In a letter to the secretariat of the UN Framework Convention on Climate Change (UNFCCC), U.S. Special Envoy for Climate Change Todd Stern said robust action "will strengthen our economy, enhance our national security and protect our environment."

However, the U.S. move is conditional on other industrialized nations and large emerging economies following through with the deal reached in Copenhagen.

"We expect that all major economies will honor their agreement in Copenhagen to submit their mitigation targets or actions," Stern said.

The letter reaffirmed the promise U.S. President Barack Obama made to the UN Climate Change Conference held last month to cut U.S. emissions, saying that the 2020 commitment was a first step towards cutting America's global warming pollution by 42 percent in 2030, and by more than 80 percent by 2050.

Obama's promise was in line with current legislation in both chambers of U.S. Congress. The climate bill passed by the House of Representatives last June set a 17 percent reduction target for emissions by 2020 from 2005 levels, which is less than 4 percent below 1990 levels.

However, developing countries demand developed countries slash their emissions by at least 40 percent below 1990 levels by 2020. A Senate version aims for a 20 percent cut.

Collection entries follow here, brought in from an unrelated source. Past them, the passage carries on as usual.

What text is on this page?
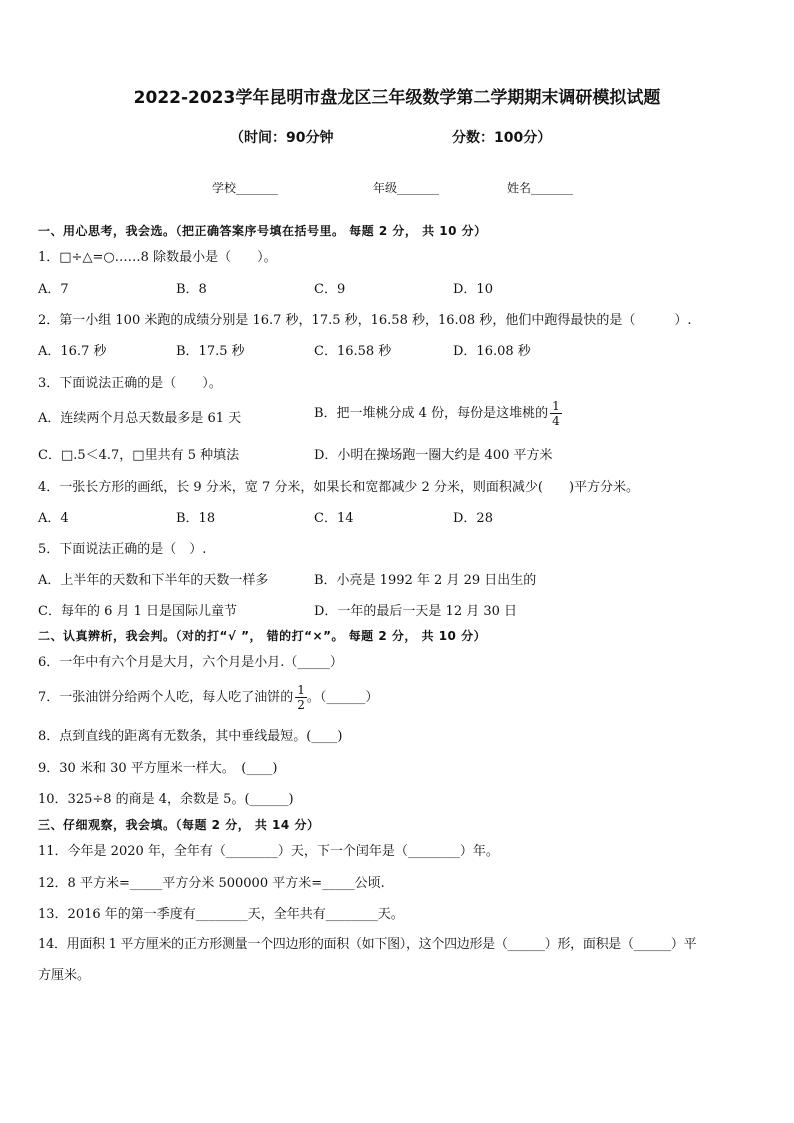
2022-2023学年昆明市盘龙区三年级数学第二学期期末调研模拟试题
（时间：90分钟	分数：100分）
学校_______	年级_______	姓名_______
一、用心思考，我会选。（把正确答案序号填在括号里。 每题 2 分， 共 10 分）
1．□÷△=○……8 除数最小是（　　）。
A．7	B．8	C．9	D．10
2．第一小组 100 米跑的成绩分别是 16.7 秒，17.5 秒，16.58 秒，16.08 秒，他们中跑得最快的是（　　　）.
A．16.7 秒	B．17.5 秒	C．16.58 秒	D．16.08 秒
3．下面说法正确的是（　　）。
A．连续两个月总天数最多是 61 天	B．把一堆桃分成 4 份，每份是这堆桃的 $\frac{1}{4}$
C．□.5＜4.7，□里共有 5 种填法	D．小明在操场跑一圈大约是 400 平方米
4．一张长方形的画纸，长 9 分米，宽 7 分米，如果长和宽都减少 2 分米，则面积减少(　　)平方分米。
A．4	B．18	C．14	D．28
5．下面说法正确的是（　）.
A．上半年的天数和下半年的天数一样多	B．小亮是 1992 年 2 月 29 日出生的
C．每年的 6 月 1 日是国际儿童节	D．一年的最后一天是 12 月 30 日
二、认真辨析，我会判。（对的打“√ ”， 错的打“×”。 每题 2 分， 共 10 分）
6．一年中有六个月是大月，六个月是小月.（_____）
7．一张油饼分给两个人吃，每人吃了油饼的 $\frac{1}{2}$ 。（______）
8．点到直线的距离有无数条，其中垂线最短。(____)
9．30 米和 30 平方厘米一样大。　(____)
10．325÷8 的商是 4，余数是 5。(______)
三、仔细观察，我会填。（每题 2 分， 共 14 分）
11．今年是 2020 年，全年有（________）天，下一个闰年是（________）年。
12．8 平方米=_____平方分米 500000 平方米=_____公顷.
13．2016 年的第一季度有________天，全年共有________天。
14．用面积 1 平方厘米的正方形测量一个四边形的面积（如下图），这个四边形是（______）形，面积是（______）平
方厘米。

The U.S. submission came hours after Obama made his first State of the Union address, in which he urged a joint session of Congress to move ahead on climate legislation. However, the Senate's push to pass a climate bill could be harder in this congressional election year as public support has appeared to dip.

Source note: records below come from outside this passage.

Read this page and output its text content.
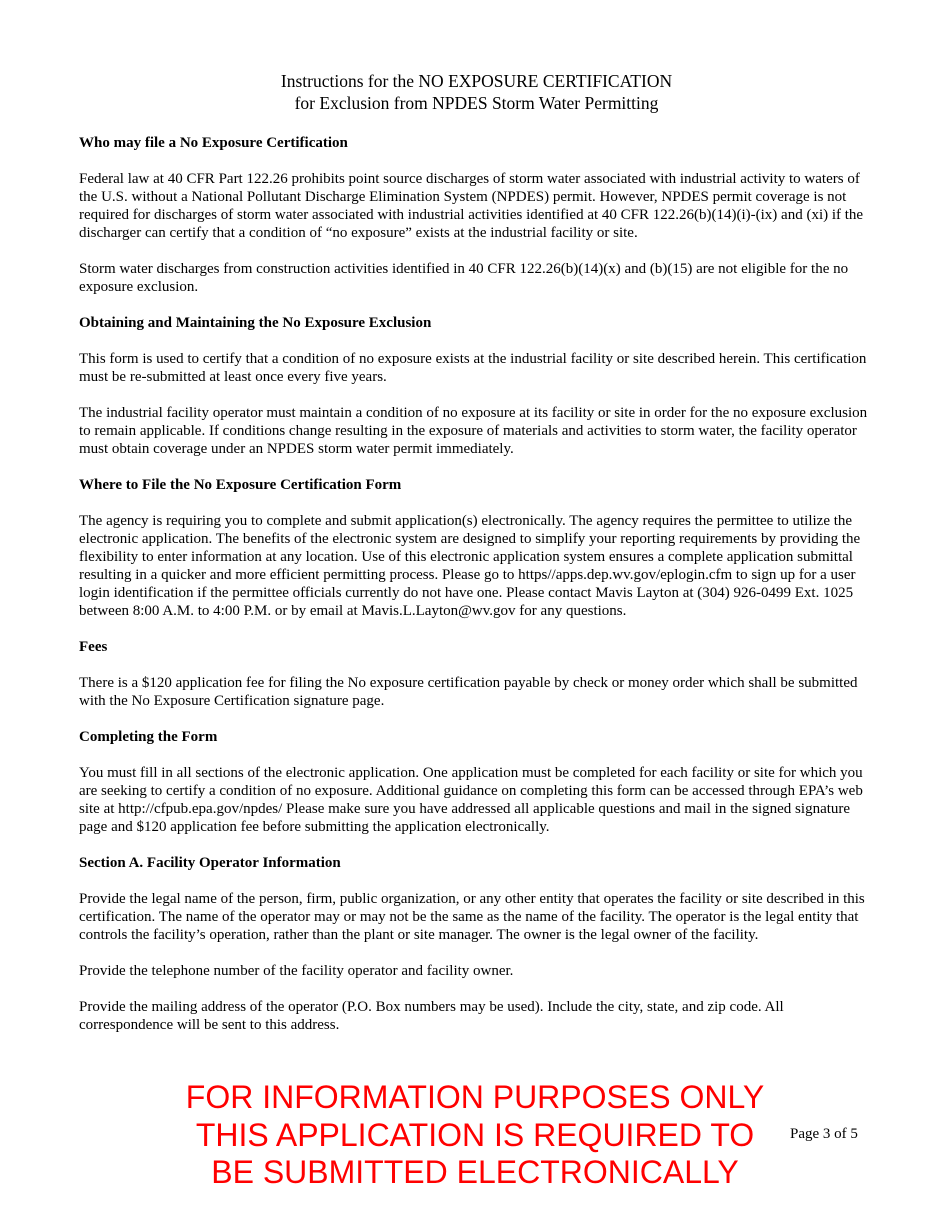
Instructions for the NO EXPOSURE CERTIFICATION
for Exclusion from NPDES Storm Water Permitting
Who may file a No Exposure Certification
Federal law at 40 CFR Part 122.26 prohibits point source discharges of storm water associated with industrial activity to waters of the U.S. without a National Pollutant Discharge Elimination System (NPDES) permit. However, NPDES permit coverage is not required for discharges of storm water associated with industrial activities identified at 40 CFR 122.26(b)(14)(i)-(ix) and (xi) if the discharger can certify that a condition of “no exposure” exists at the industrial facility or site.
Storm water discharges from construction activities identified in 40 CFR 122.26(b)(14)(x) and (b)(15) are not eligible for the no exposure exclusion.
Obtaining and Maintaining the No Exposure Exclusion
This form is used to certify that a condition of no exposure exists at the industrial facility or site described herein. This certification must be re-submitted at least once every five years.
The industrial facility operator must maintain a condition of no exposure at its facility or site in order for the no exposure exclusion to remain applicable. If conditions change resulting in the exposure of materials and activities to storm water, the facility operator must obtain coverage under an NPDES storm water permit immediately.
Where to File the No Exposure Certification Form
The agency is requiring you to complete and submit application(s) electronically. The agency requires the permittee to utilize the electronic application. The benefits of the electronic system are designed to simplify your reporting requirements by providing the flexibility to enter information at any location. Use of this electronic application system ensures a complete application submittal resulting in a quicker and more efficient permitting process. Please go to https//apps.dep.wv.gov/eplogin.cfm to sign up for a user login identification if the permittee officials currently do not have one. Please contact Mavis Layton at (304) 926-0499 Ext. 1025 between 8:00 A.M. to 4:00 P.M. or by email at Mavis.L.Layton@wv.gov for any questions.
Fees
There is a $120 application fee for filing the No exposure certification payable by check or money order which shall be submitted with the No Exposure Certification signature page.
Completing the Form
You must fill in all sections of the electronic application. One application must be completed for each facility or site for which you are seeking to certify a condition of no exposure. Additional guidance on completing this form can be accessed through EPA’s web site at http://cfpub.epa.gov/npdes/ Please make sure you have addressed all applicable questions and mail in the signed signature page and $120 application fee before submitting the application electronically.
Section A. Facility Operator Information
Provide the legal name of the person, firm, public organization, or any other entity that operates the facility or site described in this certification. The name of the operator may or may not be the same as the name of the facility. The operator is the legal entity that controls the facility’s operation, rather than the plant or site manager. The owner is the legal owner of the facility.
Provide the telephone number of the facility operator and facility owner.
Provide the mailing address of the operator (P.O. Box numbers may be used). Include the city, state, and zip code. All correspondence will be sent to this address.
FOR INFORMATION PURPOSES ONLY
THIS APPLICATION IS REQUIRED TO
BE SUBMITTED ELECTRONICALLY
Page 3 of 5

Public concern about global warming in the United States has dropped sharply since the autumn of 2008, according to the results of a national survey released Wednesday by researchers at Yale and George Mason universities.

The survey found only 50 percent of Americans now say they are "somewhat" or "very worried" about global warming, a 13-point decrease; the percentage of Americans who think global warming is happening has declined 14 points, to 57 percent; the percentage of Americans who think global warming is caused mostly by human activities dropped 10 points, to 47 percent.

In line with these shifting beliefs, there has been an increase in the number of Americans who think global warming will never harm people in the United States or elsewhere or other species.

In addition, Obama's Democratic Party suffered a big blow last week when Republican Senate candidate Scott Brown, who opposed restrictions on carbon emissions, defeated his Democratic rival in Massachusetts special Senate election. The election lost Democrats its 60-vote Senate super majority, which enables them to pass a bill without any Republican support.

The Copenhagen Accord, a legally non-binding agreement reached by last year's UN Climate Change Conference, has asked nations to offer formal notification of their plans on emissions by Jan. 31. However, Yvo de Boer, the executive secretary of the UNFCCC, said last week that it was a "soft" deadline, which countries could sign up whenever they chose.

"There is nothing deadly about it," he asserted in his Bonn office. "If you fail to meet it, you can still associate with the accord afterwards."